Eve Stebbing enjoys an imaginative, if flawed, anarchic take on Hamlet at Norwich Puppet Theatre.

Everywhere I look at the moment, there's another version of Hamlet. If it's not McMafia on prime-time Sunday night television, it's scary contemporary opera at Glyndebourne or fringe-style anarchic comedy with puppets.

Boris and Sergey is the latter, although thankfully they do not actually offer us what they describe as the traditional fringe tipple - battery acid masquerading as Pinot Grigio.

I should have realised just by looking at the set that the forces of darkness were about to envelop me once again. A series of white and red tabards striped the backdrop, with ominous-looking meat hooks hanging in front of them.

But at the outset, I was hoping for something rather jollier. Or, at least, perhaps something more Japanese. Flabbergast Theatre are expert in an interesting form of puppetry called bunraku, in which several people operate the same figure and a narrator stands off-stage to tell us the story.

The company does stick to the basics of the traditional style. There is, however, no off-stage narrator. The dialogue is delivered by the two puppeteers who get to swivel the heads. This struck me as an unfairly hierarchical arrangement, and, in suitably comic and absurdist vein, I found myself wanting to hear more from the feet.

Hints of Doctor Faustus and the Brothers Karamazov added to the general mood of doom, but the quick-witted improvisation kept the audience in stitches. This was black humour at its most unbound.

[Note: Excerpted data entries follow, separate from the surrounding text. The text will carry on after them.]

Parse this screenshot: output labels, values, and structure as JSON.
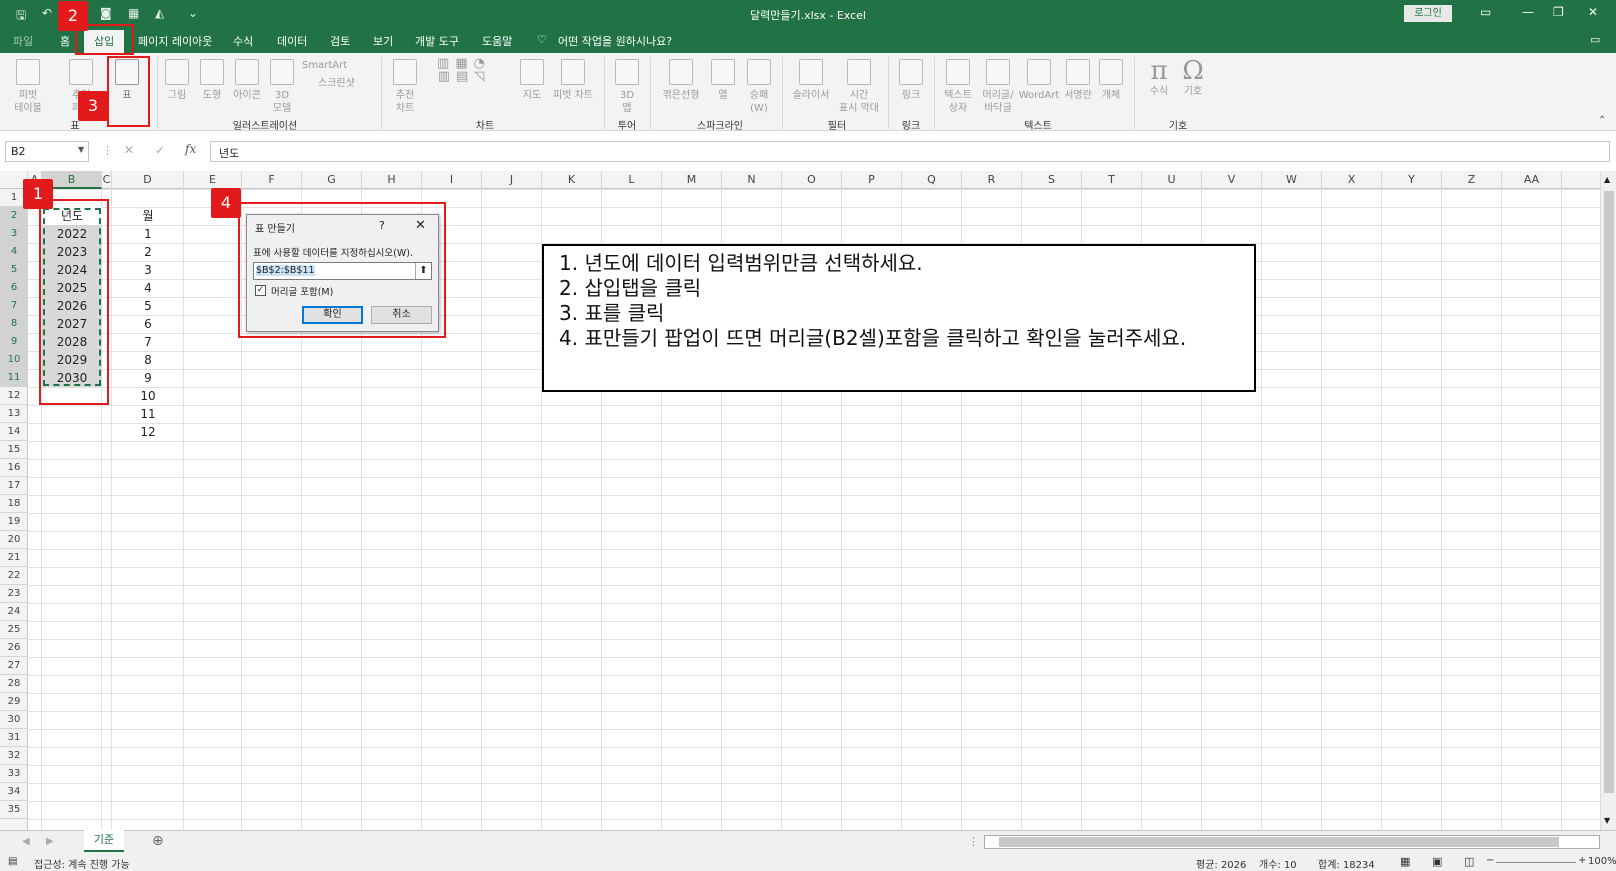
{
  "window": {
    "title": "달력만들기.xlsx  -  Excel",
    "login_label": "로그인"
  },
  "ribbon_tabs": [
    "파일",
    "홈",
    "삽입",
    "페이지 레이아웃",
    "수식",
    "데이터",
    "검토",
    "보기",
    "개발 도구",
    "도움말"
  ],
  "active_tab": "삽입",
  "tell_me": "어떤 작업을 원하시나요?",
  "ribbon_buttons": {
    "pivot_table": "피벗\n테이블",
    "recommended_pivot": "추천\n피벗",
    "table": "표",
    "picture": "그림",
    "shapes": "도형",
    "icons": "아이콘",
    "models3d": "3D\n모델",
    "smartart": "SmartArt",
    "screenshot": "스크린샷",
    "rec_charts": "추천\n차트",
    "maps": "지도",
    "pivot_chart": "피벗 차트",
    "map3d": "3D\n맵",
    "line": "꺾은선형",
    "column": "열",
    "winloss": "승패\n(W)",
    "slicer": "슬라이서",
    "timeline": "시간\n표시 막대",
    "link": "링크",
    "textbox": "텍스트\n상자",
    "header_footer": "머리글/\n바닥글",
    "wordart": "WordArt",
    "signature": "서명란",
    "object": "개체",
    "equation": "수식",
    "symbol": "기호"
  },
  "ribbon_groups": [
    "표",
    "일러스트레이션",
    "차트",
    "투어",
    "스파크라인",
    "필터",
    "링크",
    "텍스트",
    "기호"
  ],
  "formula_bar": {
    "name_box": "B2",
    "formula": "년도"
  },
  "columns": [
    "A",
    "B",
    "C",
    "D",
    "E",
    "F",
    "G",
    "H",
    "I",
    "J",
    "K",
    "L",
    "M",
    "N",
    "O",
    "P",
    "Q",
    "R",
    "S",
    "T",
    "U",
    "V",
    "W",
    "X",
    "Y",
    "Z",
    "AA"
  ],
  "rows": [
    "1",
    "2",
    "3",
    "4",
    "5",
    "6",
    "7",
    "8",
    "9",
    "10",
    "11",
    "12",
    "13",
    "14",
    "15",
    "16",
    "17",
    "18",
    "19",
    "20",
    "21",
    "22",
    "23",
    "24",
    "25",
    "26",
    "27",
    "28",
    "29",
    "30",
    "31",
    "32",
    "33",
    "34",
    "35"
  ],
  "col_b": [
    "년도",
    "2022",
    "2023",
    "2024",
    "2025",
    "2026",
    "2027",
    "2028",
    "2029",
    "2030"
  ],
  "col_d": [
    "월",
    "1",
    "2",
    "3",
    "4",
    "5",
    "6",
    "7",
    "8",
    "9",
    "10",
    "11",
    "12"
  ],
  "dialog": {
    "title": "표 만들기",
    "help": "?",
    "prompt": "표에 사용할 데이터를 지정하십시오(W).",
    "range": "$B$2:$B$11",
    "checkbox_label": "머리글 포함(M)",
    "checkbox_checked": true,
    "ok": "확인",
    "cancel": "취소"
  },
  "badges": [
    "1",
    "2",
    "3",
    "4"
  ],
  "instructions": [
    "1. 년도에 데이터 입력범위만큼 선택하세요.",
    "2. 삽입탭을 클릭",
    "3. 표를 클릭",
    "4. 표만들기 팝업이 뜨면 머리글(B2셀)포함을 클릭하고 확인을 눌러주세요."
  ],
  "sheet_tab": "기준",
  "status": {
    "accessibility": "접근성: 계속 진행 가능",
    "average": "평균: 2026",
    "count": "개수: 10",
    "sum": "합계: 18234",
    "zoom": "100%"
  },
  "colors": {
    "excel_green": "#217346",
    "highlight_red": "#e31a1c"
  }
}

It is delightful to watch the clever team manipulate their human-shaped rugby balls about the stage, but they perhaps underestimate how willingly the audience buys into the reality of the characters they conjure. The series of deftly-engineered sketches aspires to a bit of metaphysical depth, but then seems unwilling to really own up to it.

Flaws and all, the show does make a great party, and it is easy to see how it has captured the imagination of audiences up and down the country.

The Manipulate Festival at the puppet theatre continues with its challenging and exciting programme of work until February 9. Don't miss out.